Tesco Drops After Morgan Stanley Downgrades Stock: London Mover

Tesco Plc (TSCO), the U.K.’s biggest supermarket company, fell in London trading after Morgan Stanley cast doubt on the retailer’s ability to revive earnings growth and cut its recommendation on the shares to “underweight.”

Tesco will struggle to improve profitability in its domestic market over the next three years because of investment that’s needed in areas such as staffing, private-label goods and store ambience, Morgan Stanley analysts led by Edouard Aubin wrote in a note released after markets closed yesterday.

The shares dropped as much as 1.1 percent, extending yesterday’s 2.6 percent decline.
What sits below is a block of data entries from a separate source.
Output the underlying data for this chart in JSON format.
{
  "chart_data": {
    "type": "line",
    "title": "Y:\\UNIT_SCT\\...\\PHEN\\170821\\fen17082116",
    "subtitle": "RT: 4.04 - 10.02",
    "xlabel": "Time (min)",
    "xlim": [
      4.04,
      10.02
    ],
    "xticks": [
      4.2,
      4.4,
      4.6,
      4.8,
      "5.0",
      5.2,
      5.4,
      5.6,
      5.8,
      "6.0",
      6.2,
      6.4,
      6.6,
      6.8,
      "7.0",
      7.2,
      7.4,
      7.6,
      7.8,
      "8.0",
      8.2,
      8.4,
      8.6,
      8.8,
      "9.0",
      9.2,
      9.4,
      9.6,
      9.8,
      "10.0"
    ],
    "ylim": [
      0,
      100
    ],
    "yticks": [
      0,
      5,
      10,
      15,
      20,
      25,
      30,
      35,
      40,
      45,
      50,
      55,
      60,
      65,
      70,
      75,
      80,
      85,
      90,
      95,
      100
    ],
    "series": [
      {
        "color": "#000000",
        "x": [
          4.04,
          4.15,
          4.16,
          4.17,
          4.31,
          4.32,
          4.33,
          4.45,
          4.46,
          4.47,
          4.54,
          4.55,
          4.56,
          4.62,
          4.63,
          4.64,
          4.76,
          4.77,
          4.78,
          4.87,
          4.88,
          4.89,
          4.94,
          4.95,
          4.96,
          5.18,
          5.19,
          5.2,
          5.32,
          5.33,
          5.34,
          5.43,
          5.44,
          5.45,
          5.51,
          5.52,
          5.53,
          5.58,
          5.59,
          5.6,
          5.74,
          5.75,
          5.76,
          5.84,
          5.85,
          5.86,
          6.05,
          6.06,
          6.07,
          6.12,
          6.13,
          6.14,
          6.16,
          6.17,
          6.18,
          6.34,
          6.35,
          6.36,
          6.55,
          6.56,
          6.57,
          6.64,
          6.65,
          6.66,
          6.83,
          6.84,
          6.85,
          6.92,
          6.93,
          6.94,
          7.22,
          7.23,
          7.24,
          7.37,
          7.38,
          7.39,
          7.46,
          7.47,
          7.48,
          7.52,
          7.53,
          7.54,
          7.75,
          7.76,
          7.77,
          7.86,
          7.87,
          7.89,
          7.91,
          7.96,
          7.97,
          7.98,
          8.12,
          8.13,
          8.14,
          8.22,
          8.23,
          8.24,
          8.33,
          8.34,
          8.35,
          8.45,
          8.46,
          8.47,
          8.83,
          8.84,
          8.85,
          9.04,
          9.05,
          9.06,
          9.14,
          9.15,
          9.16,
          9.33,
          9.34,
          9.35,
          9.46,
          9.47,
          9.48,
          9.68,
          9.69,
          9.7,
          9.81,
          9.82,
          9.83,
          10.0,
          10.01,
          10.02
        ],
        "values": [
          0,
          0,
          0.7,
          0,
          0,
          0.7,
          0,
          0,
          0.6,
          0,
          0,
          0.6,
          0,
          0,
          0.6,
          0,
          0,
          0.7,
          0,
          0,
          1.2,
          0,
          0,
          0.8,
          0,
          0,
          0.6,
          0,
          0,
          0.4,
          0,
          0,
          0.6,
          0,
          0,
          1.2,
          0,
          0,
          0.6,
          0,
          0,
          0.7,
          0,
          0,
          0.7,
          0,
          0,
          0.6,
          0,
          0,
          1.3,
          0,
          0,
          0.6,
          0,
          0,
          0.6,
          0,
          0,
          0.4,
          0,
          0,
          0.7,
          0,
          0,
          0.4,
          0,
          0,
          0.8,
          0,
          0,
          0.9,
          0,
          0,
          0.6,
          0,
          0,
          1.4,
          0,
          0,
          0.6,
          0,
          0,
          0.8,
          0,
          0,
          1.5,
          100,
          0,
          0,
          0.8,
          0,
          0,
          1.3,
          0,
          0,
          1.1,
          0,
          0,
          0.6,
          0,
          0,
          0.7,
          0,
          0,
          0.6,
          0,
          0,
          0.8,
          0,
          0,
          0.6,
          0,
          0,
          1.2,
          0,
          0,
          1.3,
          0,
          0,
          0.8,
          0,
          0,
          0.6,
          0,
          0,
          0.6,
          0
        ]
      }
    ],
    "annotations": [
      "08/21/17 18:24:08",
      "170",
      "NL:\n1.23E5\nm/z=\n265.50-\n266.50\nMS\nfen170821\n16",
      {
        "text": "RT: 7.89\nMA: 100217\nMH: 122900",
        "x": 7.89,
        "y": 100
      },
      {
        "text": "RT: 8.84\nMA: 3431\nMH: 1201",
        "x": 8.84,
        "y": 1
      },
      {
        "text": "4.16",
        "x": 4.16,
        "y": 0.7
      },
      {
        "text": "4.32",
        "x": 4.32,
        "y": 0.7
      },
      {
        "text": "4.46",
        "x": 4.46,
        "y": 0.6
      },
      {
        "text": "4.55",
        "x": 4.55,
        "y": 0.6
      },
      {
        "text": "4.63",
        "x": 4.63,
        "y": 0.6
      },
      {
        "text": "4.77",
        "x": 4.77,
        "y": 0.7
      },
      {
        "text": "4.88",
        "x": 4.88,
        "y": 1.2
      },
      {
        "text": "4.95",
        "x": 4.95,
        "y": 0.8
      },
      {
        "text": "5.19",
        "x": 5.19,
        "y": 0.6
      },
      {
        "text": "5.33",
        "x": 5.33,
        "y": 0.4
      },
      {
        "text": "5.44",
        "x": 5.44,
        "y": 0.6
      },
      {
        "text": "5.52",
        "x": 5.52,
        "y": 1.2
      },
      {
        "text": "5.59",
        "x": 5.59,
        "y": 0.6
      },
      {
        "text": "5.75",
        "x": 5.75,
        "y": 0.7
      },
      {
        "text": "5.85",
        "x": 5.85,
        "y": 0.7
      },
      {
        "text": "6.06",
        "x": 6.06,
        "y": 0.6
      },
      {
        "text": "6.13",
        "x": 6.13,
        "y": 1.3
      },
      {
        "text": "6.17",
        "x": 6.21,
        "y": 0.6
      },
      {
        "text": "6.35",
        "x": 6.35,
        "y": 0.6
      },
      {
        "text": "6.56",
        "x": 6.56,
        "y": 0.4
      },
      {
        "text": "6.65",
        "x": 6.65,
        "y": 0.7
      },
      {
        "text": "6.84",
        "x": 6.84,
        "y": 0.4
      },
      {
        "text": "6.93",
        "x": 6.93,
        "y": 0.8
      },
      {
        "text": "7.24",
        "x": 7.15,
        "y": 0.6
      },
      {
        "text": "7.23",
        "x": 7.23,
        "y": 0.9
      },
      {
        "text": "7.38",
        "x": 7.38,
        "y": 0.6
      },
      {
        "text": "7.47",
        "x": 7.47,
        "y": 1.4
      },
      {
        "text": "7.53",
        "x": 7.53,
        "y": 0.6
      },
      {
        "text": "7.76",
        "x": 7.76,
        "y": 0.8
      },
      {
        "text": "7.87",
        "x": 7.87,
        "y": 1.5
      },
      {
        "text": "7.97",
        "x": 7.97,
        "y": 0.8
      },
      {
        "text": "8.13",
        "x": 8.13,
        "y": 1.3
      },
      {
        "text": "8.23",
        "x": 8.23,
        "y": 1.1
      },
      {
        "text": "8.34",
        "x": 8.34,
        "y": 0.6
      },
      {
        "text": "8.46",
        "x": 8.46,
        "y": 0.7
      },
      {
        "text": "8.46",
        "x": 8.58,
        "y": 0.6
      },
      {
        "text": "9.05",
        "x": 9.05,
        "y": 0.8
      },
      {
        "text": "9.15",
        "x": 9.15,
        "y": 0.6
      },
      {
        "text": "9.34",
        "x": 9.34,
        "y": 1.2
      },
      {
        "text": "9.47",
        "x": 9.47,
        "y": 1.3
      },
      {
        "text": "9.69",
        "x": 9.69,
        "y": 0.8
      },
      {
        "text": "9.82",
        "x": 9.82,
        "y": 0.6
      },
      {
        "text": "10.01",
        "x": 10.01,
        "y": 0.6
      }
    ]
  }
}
They were down 0.3 percent at 327.25 pence as of 8:43 a.m., the fourth-biggest drop in the U.K. benchmark FTSE 100 Index (UKX) and the fourth day of declines.

Having cut spending over the last five years to protect earnings, the retailer now requires a “reset” of its U.K. business, without which it will continue to lag behind competitors, the analyst wrote.

“Until it is prepared to take short-term pain for long- term gain, we think it will underperform,” Aubin wrote. “We believe a true reset is unlikely any time soon.”

Tesco, which is based in Cheshunt, England, introduced coupons and promotions on fuel and vowed to boost spending on customer service after saying in January that slowing sales growth at home would lead to “minimal” profit increases in the year through February 2013. Shoppers have decamped to both upscale chains such as Waitrose Ltd. and discounters including Iceland Foods Ltd. and Aldi. Bigger competitors Wal-Mart Stores Inc. (WMT)’s Asda and J Sainsbury have also gained market share.

Tesco has been downgraded at least 10 times since shares slumped 16 percent on Jan. 12. There are currently 12 “buy” recommendations, 18 “holds” and five “sells” for a consensus rating of 3.43 out of 5, the lowest since 2009.